Assuming the last column is file
and you want to aggregate on all the columns from index 0 thru last but one, you can do this:
cagg = {cx:'sum' for cx in df.columns[:-1]}
df1 = df.groupby(['code','qyear']).agg(cagg).reset_index()
Since you are going to add 3 columns towards the end:
df['code'] = df['file'].str[24:27]
df['year'] = pd.to_datetime(df['file'].str[28:36],format='%m%d%Y').dt.strftime('%m/%d/%Y')
df['qyear'] = pd.PeriodIndex(df['year'], freq='Q')

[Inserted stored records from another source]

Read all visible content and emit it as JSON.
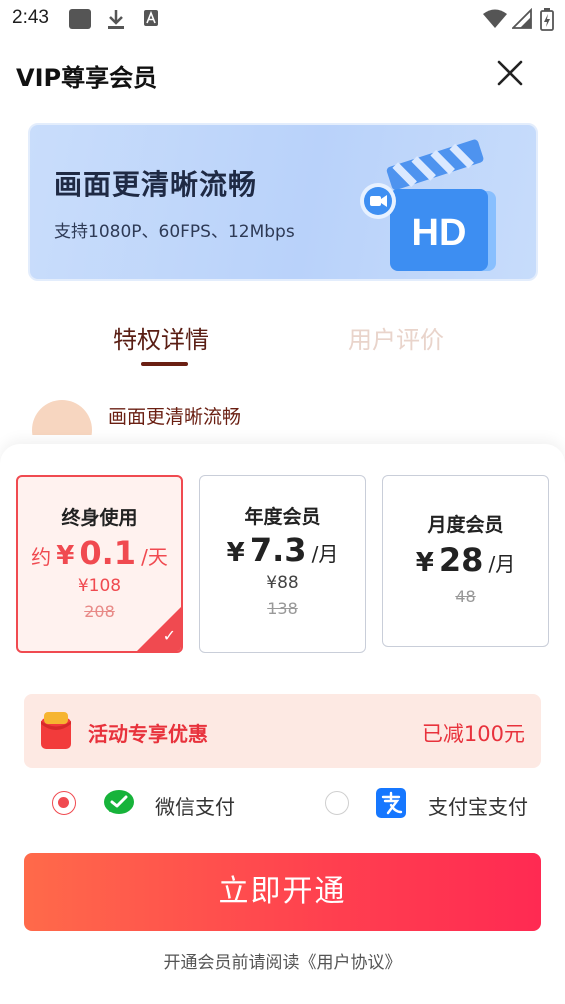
{
  "status_bar": {
    "time": "2:43"
  },
  "header": {
    "title": "VIP尊享会员"
  },
  "banner": {
    "title": "画面更清晰流畅",
    "subtitle": "支持1080P、60FPS、12Mbps",
    "badge": "HD"
  },
  "tabs": [
    {
      "label": "特权详情",
      "active": true
    },
    {
      "label": "用户评价",
      "active": false
    }
  ],
  "feature_peek": {
    "label": "画面更清晰流畅"
  },
  "plans": [
    {
      "name": "终身使用",
      "prefix": "约",
      "currency": "¥",
      "price": "0.1",
      "unit": "/天",
      "sub_price": "¥108",
      "original": "208",
      "selected": true
    },
    {
      "name": "年度会员",
      "prefix": "",
      "currency": "¥",
      "price": "7.3",
      "unit": "/月",
      "sub_price": "¥88",
      "original": "138",
      "selected": false
    },
    {
      "name": "月度会员",
      "prefix": "",
      "currency": "¥",
      "price": "28",
      "unit": "/月",
      "sub_price": "",
      "original": "48",
      "selected": false
    }
  ],
  "promo": {
    "label": "活动专享优惠",
    "value": "已减100元"
  },
  "payment": {
    "wechat": {
      "label": "微信支付",
      "selected": true
    },
    "alipay": {
      "label": "支付宝支付",
      "selected": false
    }
  },
  "cta": {
    "label": "立即开通"
  },
  "agreement": {
    "text": "开通会员前请阅读《用户协议》"
  },
  "colors": {
    "accent": "#f04a50",
    "tab_active": "#5a1e14",
    "banner_bg": "#bfd6fa"
  }
}
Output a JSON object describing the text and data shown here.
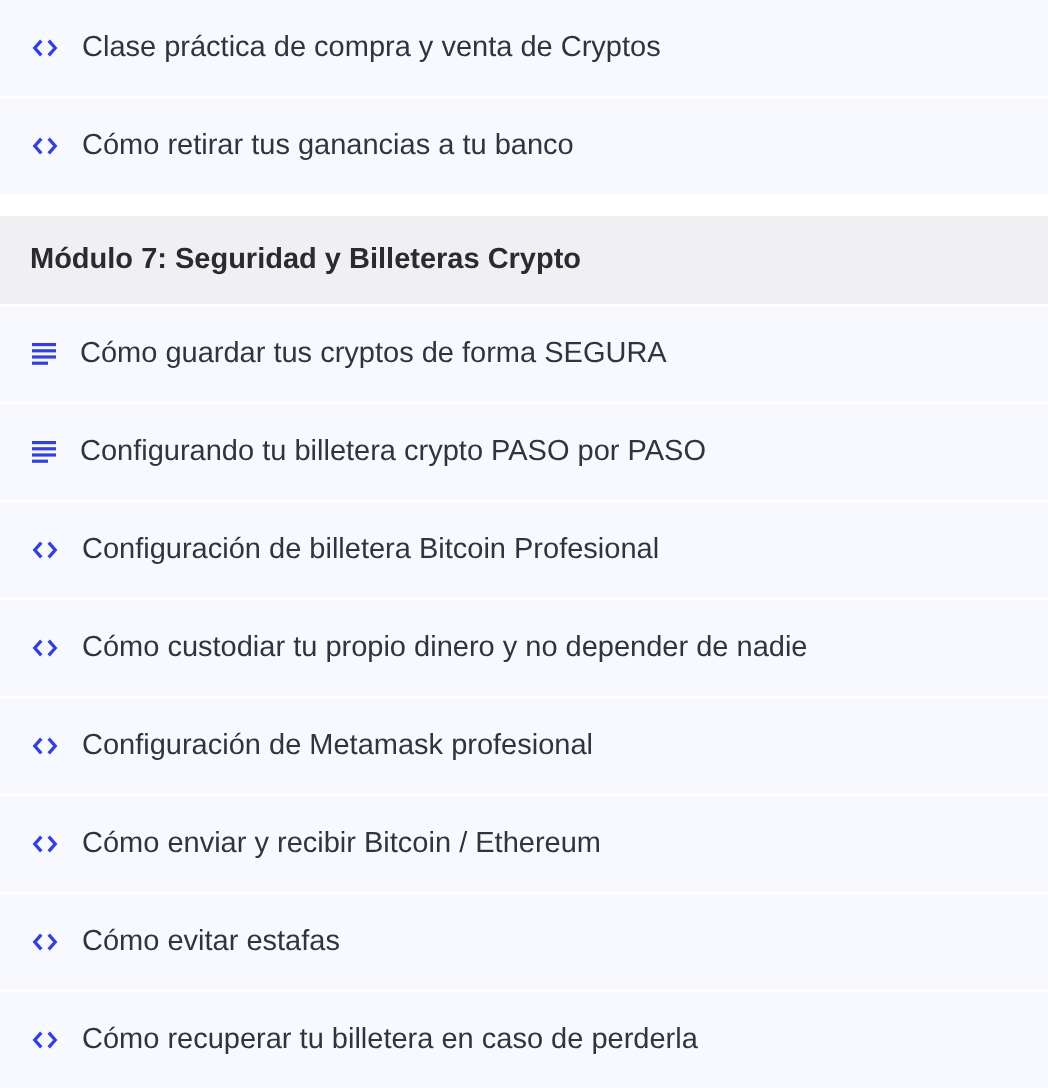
{
  "sections": [
    {
      "items": [
        {
          "kind": "code",
          "title": "Clase práctica de compra y venta de Cryptos"
        },
        {
          "kind": "code",
          "title": "Cómo retirar tus ganancias a tu banco"
        }
      ]
    },
    {
      "title": "Módulo 7: Seguridad y Billeteras Crypto",
      "items": [
        {
          "kind": "text",
          "title": "Cómo guardar tus cryptos de forma SEGURA"
        },
        {
          "kind": "text",
          "title": "Configurando tu billetera crypto PASO por PASO"
        },
        {
          "kind": "code",
          "title": "Configuración de billetera Bitcoin Profesional"
        },
        {
          "kind": "code",
          "title": "Cómo custodiar tu propio dinero y no depender de nadie"
        },
        {
          "kind": "code",
          "title": "Configuración de Metamask profesional"
        },
        {
          "kind": "code",
          "title": "Cómo enviar y recibir Bitcoin / Ethereum"
        },
        {
          "kind": "code",
          "title": "Cómo evitar estafas"
        },
        {
          "kind": "code",
          "title": "Cómo recuperar tu billetera en caso de perderla"
        }
      ]
    }
  ]
}
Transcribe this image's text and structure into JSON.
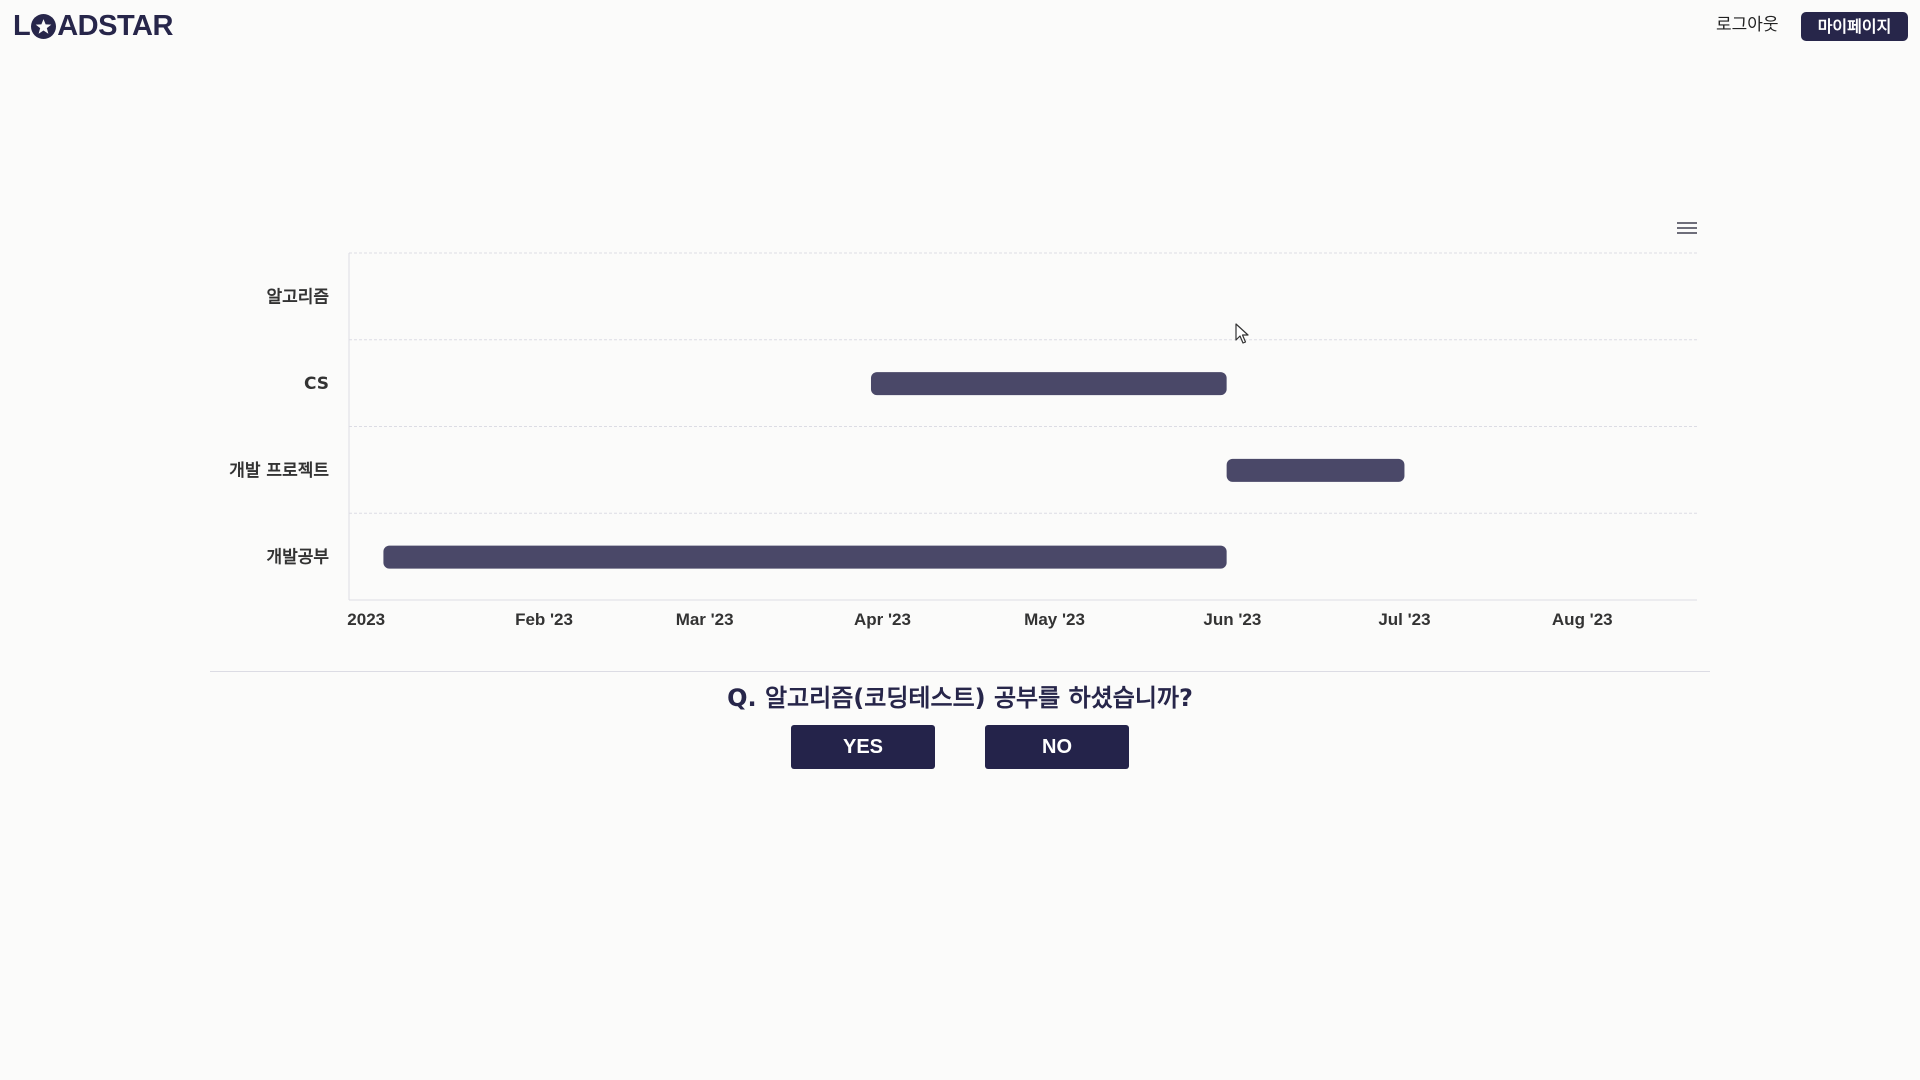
{
  "header": {
    "logo": [
      "L",
      "ADSTAR"
    ],
    "logout_label": "로그아웃",
    "mypage_label": "마이페이지"
  },
  "colors": {
    "brand": "#27264a",
    "bar": "#4a4868",
    "grid": "#dcdce4",
    "background": "#fbfbfa"
  },
  "chart_data": {
    "type": "bar",
    "orientation": "horizontal-timeline",
    "title": "",
    "xlabel": "",
    "ylabel": "",
    "categories": [
      "알고리즘",
      "CS",
      "개발 프로젝트",
      "개발공부"
    ],
    "x_ticks": [
      "2023",
      "Feb '23",
      "Mar '23",
      "Apr '23",
      "May '23",
      "Jun '23",
      "Jul '23",
      "Aug '23"
    ],
    "xlim": [
      "2022-12-29",
      "2023-08-21"
    ],
    "ranges": [
      {
        "category": "알고리즘",
        "start": null,
        "end": null
      },
      {
        "category": "CS",
        "start": "2023-03-30",
        "end": "2023-05-31"
      },
      {
        "category": "개발 프로젝트",
        "start": "2023-05-31",
        "end": "2023-07-01"
      },
      {
        "category": "개발공부",
        "start": "2023-01-04",
        "end": "2023-05-31"
      }
    ],
    "grid": true,
    "legend": "none"
  },
  "question": {
    "text": "Q. 알고리즘(코딩테스트) 공부를 하셨습니까?",
    "yes_label": "YES",
    "no_label": "NO"
  },
  "icons": {
    "chart_menu": "hamburger-menu-icon",
    "cursor": "mouse-pointer-icon"
  }
}
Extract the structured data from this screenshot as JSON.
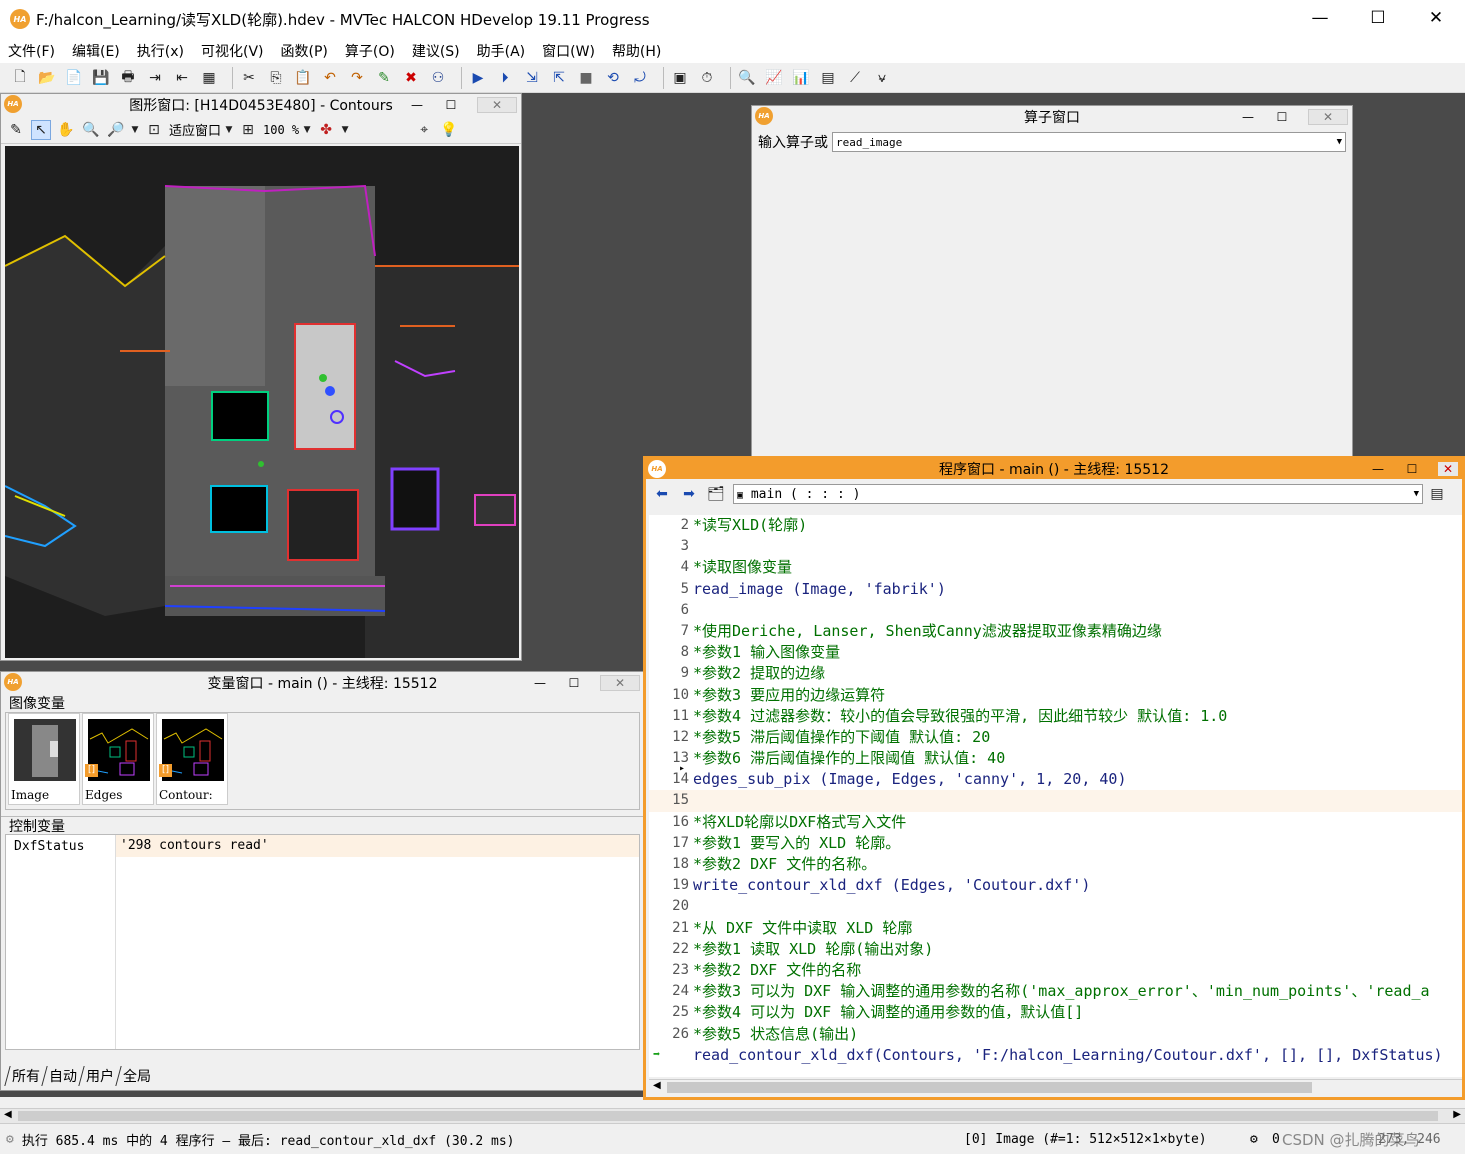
{
  "app": {
    "title": "F:/halcon_Learning/读写XLD(轮廓).hdev - MVTec HALCON HDevelop 19.11 Progress",
    "logo": "HA",
    "minimize": "—",
    "maximize": "☐",
    "close": "✕"
  },
  "menu": [
    "文件(F)",
    "编辑(E)",
    "执行(x)",
    "可视化(V)",
    "函数(P)",
    "算子(O)",
    "建议(S)",
    "助手(A)",
    "窗口(W)",
    "帮助(H)"
  ],
  "graphics_window": {
    "title": "图形窗口: [H14D0453E480] - Contours",
    "fit_label": "适应窗口",
    "zoom": "100 %"
  },
  "operator_window": {
    "title": "算子窗口",
    "input_label": "输入算子或",
    "input_value": "read_image"
  },
  "variable_window": {
    "title": "变量窗口 - main () - 主线程: 15512",
    "iconic_header": "图像变量",
    "iconic_vars": [
      "Image",
      "Edges",
      "Contour:"
    ],
    "control_header": "控制变量",
    "control_vars": [
      {
        "name": "DxfStatus",
        "value": "'298 contours read'"
      }
    ],
    "tabs": [
      "所有",
      "自动",
      "用户",
      "全局"
    ]
  },
  "program_window": {
    "title": "程序窗口 - main () - 主线程: 15512",
    "procedure": "main ( : : : )",
    "lines": [
      {
        "n": "2",
        "t": "*读写XLD(轮廓)",
        "k": "cm"
      },
      {
        "n": "3",
        "t": "",
        "k": "cm"
      },
      {
        "n": "4",
        "t": "*读取图像变量",
        "k": "cm"
      },
      {
        "n": "5",
        "t": "read_image (Image, 'fabrik')",
        "k": "kw"
      },
      {
        "n": "6",
        "t": "",
        "k": "cm"
      },
      {
        "n": "7",
        "t": "*使用Deriche, Lanser, Shen或Canny滤波器提取亚像素精确边缘",
        "k": "cm"
      },
      {
        "n": "8",
        "t": "*参数1 输入图像变量",
        "k": "cm"
      },
      {
        "n": "9",
        "t": "*参数2 提取的边缘",
        "k": "cm"
      },
      {
        "n": "10",
        "t": "*参数3 要应用的边缘运算符",
        "k": "cm"
      },
      {
        "n": "11",
        "t": "*参数4 过滤器参数：较小的值会导致很强的平滑, 因此细节较少 默认值: 1.0",
        "k": "cm"
      },
      {
        "n": "12",
        "t": "*参数5 滞后阈值操作的下阈值 默认值: 20",
        "k": "cm"
      },
      {
        "n": "13",
        "t": "*参数6 滞后阈值操作的上限阈值 默认值: 40",
        "k": "cm"
      },
      {
        "n": "14",
        "t": "edges_sub_pix (Image, Edges, 'canny', 1, 20, 40)",
        "k": "kw"
      },
      {
        "n": "15",
        "t": "",
        "k": "cm"
      },
      {
        "n": "16",
        "t": "*将XLD轮廓以DXF格式写入文件",
        "k": "cm"
      },
      {
        "n": "17",
        "t": "*参数1 要写入的 XLD 轮廓。",
        "k": "cm"
      },
      {
        "n": "18",
        "t": "*参数2 DXF 文件的名称。",
        "k": "cm"
      },
      {
        "n": "19",
        "t": "write_contour_xld_dxf (Edges, 'Coutour.dxf')",
        "k": "kw"
      },
      {
        "n": "20",
        "t": "",
        "k": "cm"
      },
      {
        "n": "21",
        "t": "*从 DXF 文件中读取 XLD 轮廓",
        "k": "cm"
      },
      {
        "n": "22",
        "t": "*参数1 读取 XLD 轮廓(输出对象)",
        "k": "cm"
      },
      {
        "n": "23",
        "t": "*参数2 DXF 文件的名称",
        "k": "cm"
      },
      {
        "n": "24",
        "t": "*参数3 可以为 DXF 输入调整的通用参数的名称('max_approx_error'、'min_num_points'、'read_a",
        "k": "cm"
      },
      {
        "n": "25",
        "t": "*参数4 可以为 DXF 输入调整的通用参数的值，默认值[]",
        "k": "cm"
      },
      {
        "n": "26",
        "t": "*参数5 状态信息(输出)",
        "k": "cm"
      },
      {
        "n": "",
        "t": "read_contour_xld_dxf(Contours, 'F:/halcon_Learning/Coutour.dxf', [], [], DxfStatus)",
        "k": "kw"
      }
    ]
  },
  "status": {
    "left": "执行 685.4 ms 中的 4 程序行 — 最后: read_contour_xld_dxf (30.2 ms)",
    "image_info": "[0] Image (#=1: 512×512×1×byte)",
    "coord": "0",
    "watermark": "CSDN @扎腾的菜鸟",
    "pos": "273, 246"
  },
  "colors": {
    "accent": "#f39c2c",
    "workspace": "#4a4a4a"
  }
}
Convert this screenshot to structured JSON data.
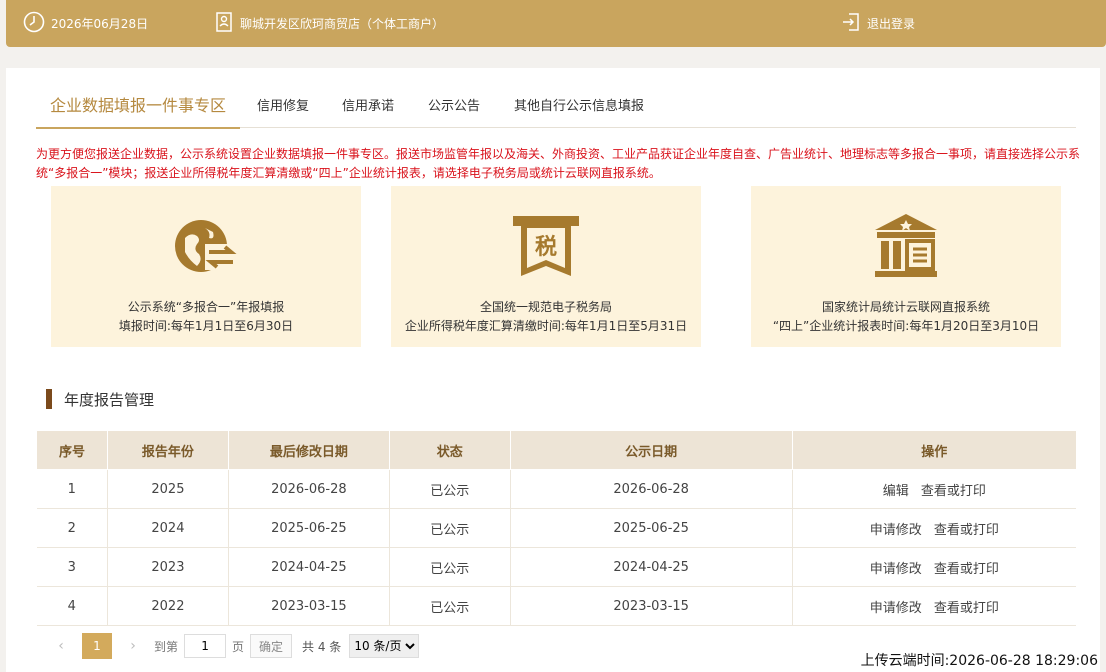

You can give modify the code as follows [:-4] to exclude file + code + year + qyear columns:
df = pd.DataFrame(d,columns=c)
df[df.columns[:6]] = df[df.columns[:6]].apply(lambda x: x.str.replace('[$,]','',regex=True).replace('-','0',regex=True)).astype(np.float64)
df['code'] = df['file'].str[24:27]
df['year'] = pd.to_datetime(df['file'].str[28:36],format='%m%d%Y').dt.strftime('%m/%d/%Y')
df['qyear'] = pd.PeriodIndex(df['year'], freq='Q')
cagg = {cx:'sum' for cx in df.columns[:-4]}
df1 = df.groupby(['code','qyear']).agg(cagg).reset_index()